Lonny Gene Coots
Lonny Gene Coots was born in the small town of Augusta, Kansas on August 14, 1944, to Leon and Ruby Coots. Both of his parents worked, and they lived humbly in a wooden house surrounded by woodlands and streams. There his father taught him to hunt and to fish augmenting their provisions and income. For many years, a stray dog accompanied Lonny while he provided for the family. Fearful that a pet might become a burden, Leon did not permit Lonny to name the dog. Nevertheless, he trained the faithful companion to retrieve, to flush game and to still on command. In the end, his father turned a blind eye when he christened the dog ‘Boy'. Boy was Lonny's friend in the woods and featured frequently in his rare stories of childhood.
Because both of his parents worked either Sunday mornings or Saturday graveyard-shifts, the devout women of the Baptist church took him in. They collected him for Sunday school and worship services, ensuring that he was fed and clean. They brought him into the church family and gave him a second home. Remembering these servants and their love, he credited them with his immovable faith in his Savior, Jesus Christ, and with his love for the church. He recalled his Baptism with awe and wonder and knew the in-dwelling of the Holy Spirit.
Lonny's father died when he was in high school, and he proved less disciplined afterwards. As a young man, he was fierce and fearless, and one too many confrontations led the principal to consult with his mother, Ruby. The principal suggested that Lonny join the service, in hopes that the military might provide the authority and discipline he needed after the death of his father.
Lonny enlisted in the Marines before graduating, and he served two tours in Viet Nam. In those far away jungles, his experience in the wilderness paid dividends, and his advice saved fellow foot soldiers who would have otherwise died. Afterwards, he seldom recounted the events of the war, only mentioning the hope he felt upon hearing the steady beat of the blades of helicopters, their life-saving backup intervening when all seemed lost.
He returned to an embittered nation that had little respect for skilled warriors. He was fortunate to marry Pat Shea and they were blessed with twin daughters, Shannon and Khiera. Pat Shea Knoop, Kheira Durga Kortenbout, and Shannon Starr survive him.

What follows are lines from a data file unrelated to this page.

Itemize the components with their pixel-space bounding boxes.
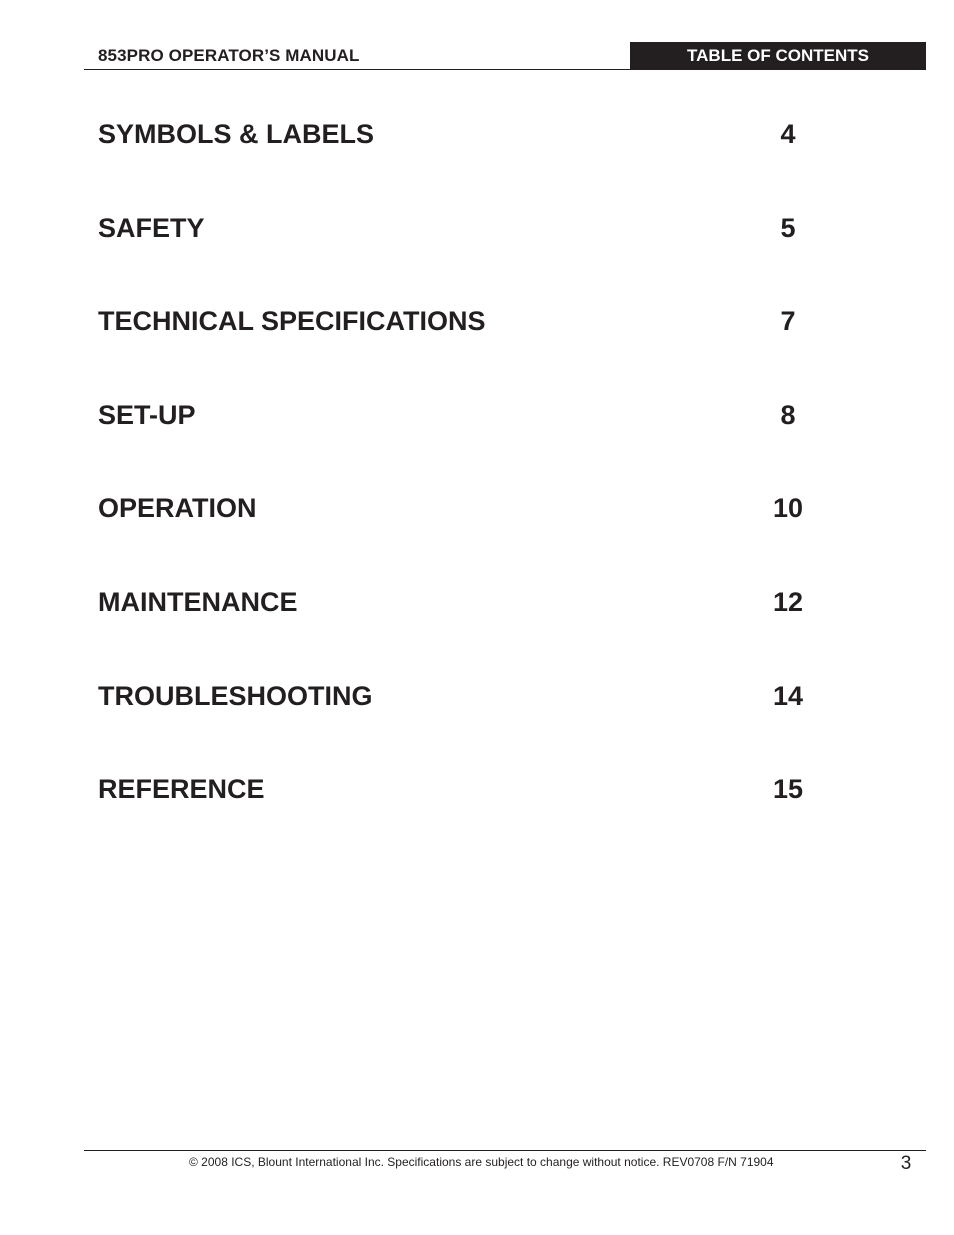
toc-entry-label: TECHNICAL SPECIFICATIONS [98,306,486,337]
toc-entry-label: REFERENCE [98,774,265,805]
page-header [84,42,926,70]
manual-title: 853PRO OPERATOR’S MANUAL [98,46,360,65]
toc-entry-operation[interactable] [98,490,818,584]
toc-entry-label: TROUBLESHOOTING [98,680,373,711]
toc-entry-reference[interactable] [98,771,818,865]
toc-entry-page: 7 [780,306,796,337]
toc-entry-page: 14 [772,680,804,711]
toc-entry-technical-specifications[interactable] [98,303,818,397]
toc-entry-set-up[interactable] [98,397,818,491]
toc-entry-safety[interactable] [98,210,818,304]
toc-entry-label: MAINTENANCE [98,586,298,617]
toc-entry-label: SYMBOLS & LABELS [98,119,375,149]
toc-entry-page: 15 [772,774,804,805]
toc-entry-label: OPERATION [98,493,257,524]
toc-entry-label: SET-UP [98,399,196,430]
footer-rule [84,1150,926,1151]
toc-entry-page: 10 [772,493,804,524]
section-title-tab: TABLE OF CONTENTS [630,42,926,70]
toc-entry-label: SAFETY [98,212,205,243]
toc-entry-page: 5 [780,212,796,243]
toc-entry-page: 12 [772,586,804,617]
page-number: 3 [900,1153,912,1174]
toc-entry-troubleshooting[interactable] [98,678,818,772]
footer-notice: © 2008 ICS, Blount International Inc. Specifications are subject to change without notice. REV0708 F/N 71904 [189,1155,774,1169]
header-rule [84,69,926,70]
toc-entry-page: 4 [780,119,796,149]
toc-entry-maintenance[interactable] [98,584,818,678]
toc-entry-page: 8 [780,399,796,430]
toc-entry-symbols-labels[interactable] [98,116,818,210]
table-of-contents [98,116,818,865]
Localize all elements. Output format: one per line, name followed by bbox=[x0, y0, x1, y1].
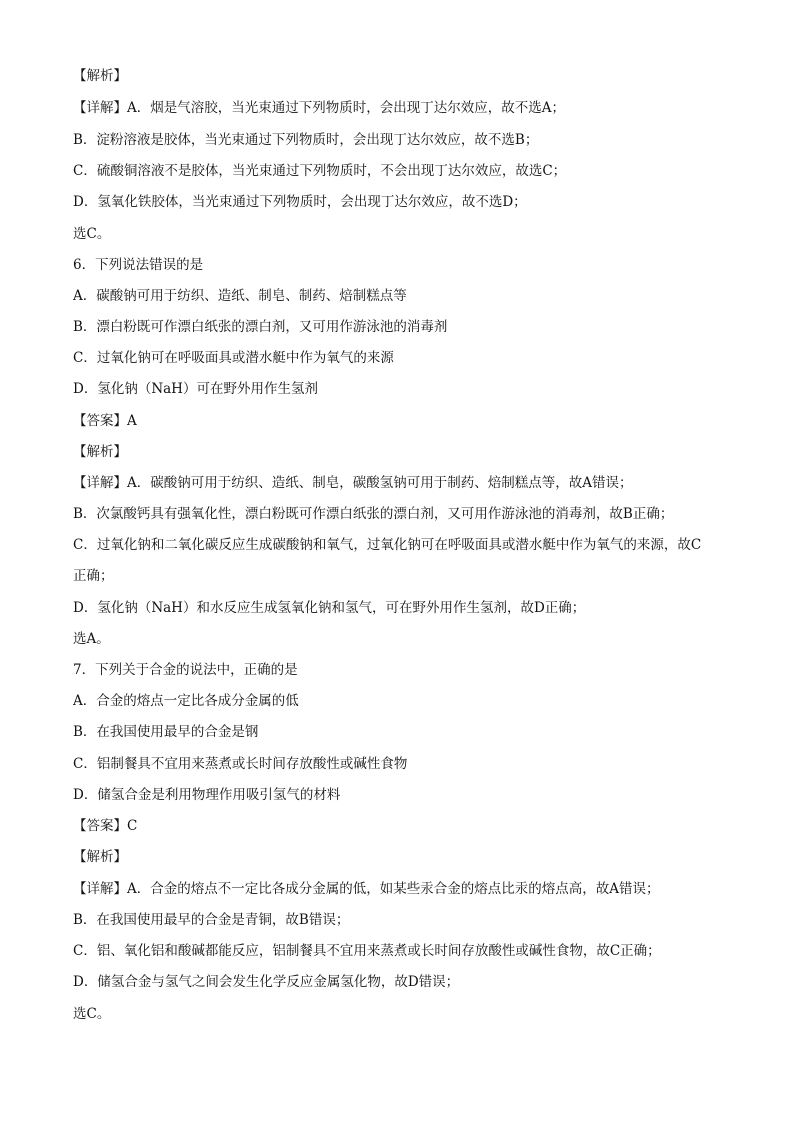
option-line: A．碳酸钠可用于纺织、造纸、制皂、制药、焙制糕点等 bbox=[73, 288, 407, 304]
option-line: B．漂白粉既可作漂白纸张的漂白剂，又可用作游泳池的消毒剂 bbox=[73, 319, 448, 335]
answer-label: 【答案】A bbox=[73, 413, 137, 429]
option-line: D．储氢合金是利用物理作用吸引氢气的材料 bbox=[73, 787, 341, 803]
text-line: 选C。 bbox=[73, 226, 111, 242]
text-line: 【解析】 bbox=[73, 444, 127, 460]
text-line: 【详解】A．烟是气溶胶，当光束通过下列物质时，会出现丁达尔效应，故不选A； bbox=[73, 100, 565, 116]
text-line: 选C。 bbox=[73, 1006, 111, 1022]
text-line: 【详解】A．碳酸钠可用于纺织、造纸、制皂，碳酸氢钠可用于制药、焙制糕点等，故A错误； bbox=[73, 475, 633, 491]
text-line: C．过氧化钠和二氧化碳反应生成碳酸钠和氧气，过氧化钠可在呼吸面具或潜水艇中作为氧气的来源，故C bbox=[73, 537, 702, 553]
text-line: C．硫酸铜溶液不是胶体，当光束通过下列物质时，不会出现丁达尔效应，故选C； bbox=[73, 163, 567, 179]
option-line: C．过氧化钠可在呼吸面具或潜水艇中作为氧气的来源 bbox=[73, 350, 394, 366]
text-line: D．氢氧化铁胶体，当光束通过下列物质时，会出现丁达尔效应，故不选D； bbox=[73, 194, 527, 210]
text-line: D．氢化钠（NaH）和水反应生成氢氧化钠和氢气，可在野外用作生氢剂，故D正确； bbox=[73, 600, 586, 616]
option-line: B．在我国使用最早的合金是钢 bbox=[73, 724, 259, 740]
question-title: 7．下列关于合金的说法中，正确的是 bbox=[73, 662, 298, 678]
text-line: B．在我国使用最早的合金是青铜，故B错误； bbox=[73, 912, 350, 928]
text-line: B．次氯酸钙具有强氧化性，漂白粉既可作漂白纸张的漂白剂，又可用作游泳池的消毒剂，故B正确； bbox=[73, 506, 674, 522]
answer-label: 【答案】C bbox=[73, 818, 138, 834]
question-title: 6．下列说法错误的是 bbox=[73, 257, 204, 273]
option-line: C．铝制餐具不宜用来蒸煮或长时间存放酸性或碱性食物 bbox=[73, 756, 408, 772]
text-line: B．淀粉溶液是胶体，当光束通过下列物质时，会出现丁达尔效应，故不选B； bbox=[73, 132, 539, 148]
text-line: 正确； bbox=[73, 568, 114, 584]
text-line: D．储氢合金与氢气之间会发生化学反应金属氢化物，故D错误； bbox=[73, 974, 460, 990]
text-line: 【解析】 bbox=[73, 68, 127, 84]
text-line: 【解析】 bbox=[73, 849, 127, 865]
option-line: A．合金的熔点一定比各成分金属的低 bbox=[73, 693, 299, 709]
text-line: C．铝、氧化铝和酸碱都能反应，铝制餐具不宜用来蒸煮或长时间存放酸性或碱性食物，故C正确； bbox=[73, 943, 661, 959]
text-line: 选A。 bbox=[73, 631, 110, 647]
option-line: D．氢化钠（NaH）可在野外用作生氢剂 bbox=[73, 381, 318, 397]
text-line: 【详解】A．合金的熔点不一定比各成分金属的低，如某些汞合金的熔点比汞的熔点高，故A错误； bbox=[73, 881, 660, 897]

Lonny turned to the martial arts, and studied under Gary Swann, eventually becoming a Grandmaster of Chinese Kenpo. He opened his own studio in the early seventies and trained many students. Among his most steadfast friends were pupils Leo Tenner and George Mosson, both eighth-degree black belts. Their friendship endured forty-eight years and a lifetime of stories.
His exposure to explosives in the Armed Forces paved the way for him to become a detonations expert, doing business for mines in Arizona. Contemporaneously, he volunteered as a diver for search and rescue teams, freeing treasures, animals, people and sometimes bodies from reservoirs, canals, culverts and lakes. His time as a volunteer reignited his memories of the drone of the helicopters in Viet Nam, the sound of deliverance for embattled foot soldiers, and he aspired to become a helicopter pilot.
During that time, Lonny pulled an unconscious man from an overturned pick-up, rescuing the endangered from a terrible fate. The National Guard of the State of California awarded him the Medal of Valor for his selflessness. Because of this venerable conduct and with a recommendation from the doctor he saved, the Army Flight School finally accepted him into their ranks. Before his reentry into the military, Lonny married his second wife, Sandra Ann Sanford, and was blessed with two children, Darth Aaron Coots, and Lonique Bechelle Coots. Darth, Lonique and Sandra survive him.
As he did in his previous endeavors, Lonny distinguished himself as a pilot. His growing family followed him to Germany, where he enjoyed his new occupation. He flew helicopters for over fourteen years, and attack helicopters for eight of those years. He was honored to return to the military. He grieved when forced into retirement, prompted by military cuts in the late 1990s.
Thanks to his close companions Kim Mickelson and Frank Lathers, another pilot, he met and fell in love with Beverly Bogle just before his retirement. They were married and by her, he fathered a final son, Lonny Franklin in 2000. Both Lonny Franklin and Beverly survive him.
After moving to New Mexico with his last wife, he built an experimental plane, a helicopter. He hosted and attended numerous fly-ins and traveled with his fellow pilot and dear friend Lee Jones. They traveled to Oshkosh, Wisconsin, and flew much of the desert southwest together.
Lonny happily and humbly served the First Presbyterian Church of Hagerman as an Elder. He loved the congregation and didn't miss services.
Lonny's funeral will be held at 1:00pm on Saturday, 24th of November at the First Presbyterian Church of Hagerman, 310 Cambridge Avenue, Hagerman, NM, followed by a graveside memorial at the Hagerman cemetery.
Lonny's pallbearers will be his sons, Darth Aaron Coots, Lonny Franklin Coots, his associates in Kenpo, Leo Tenner and George Mosson, and his comrade Frank Lathers and friend Lee Jones.
Thank you, Lonny, for your service to your country, your friends, your family and to God.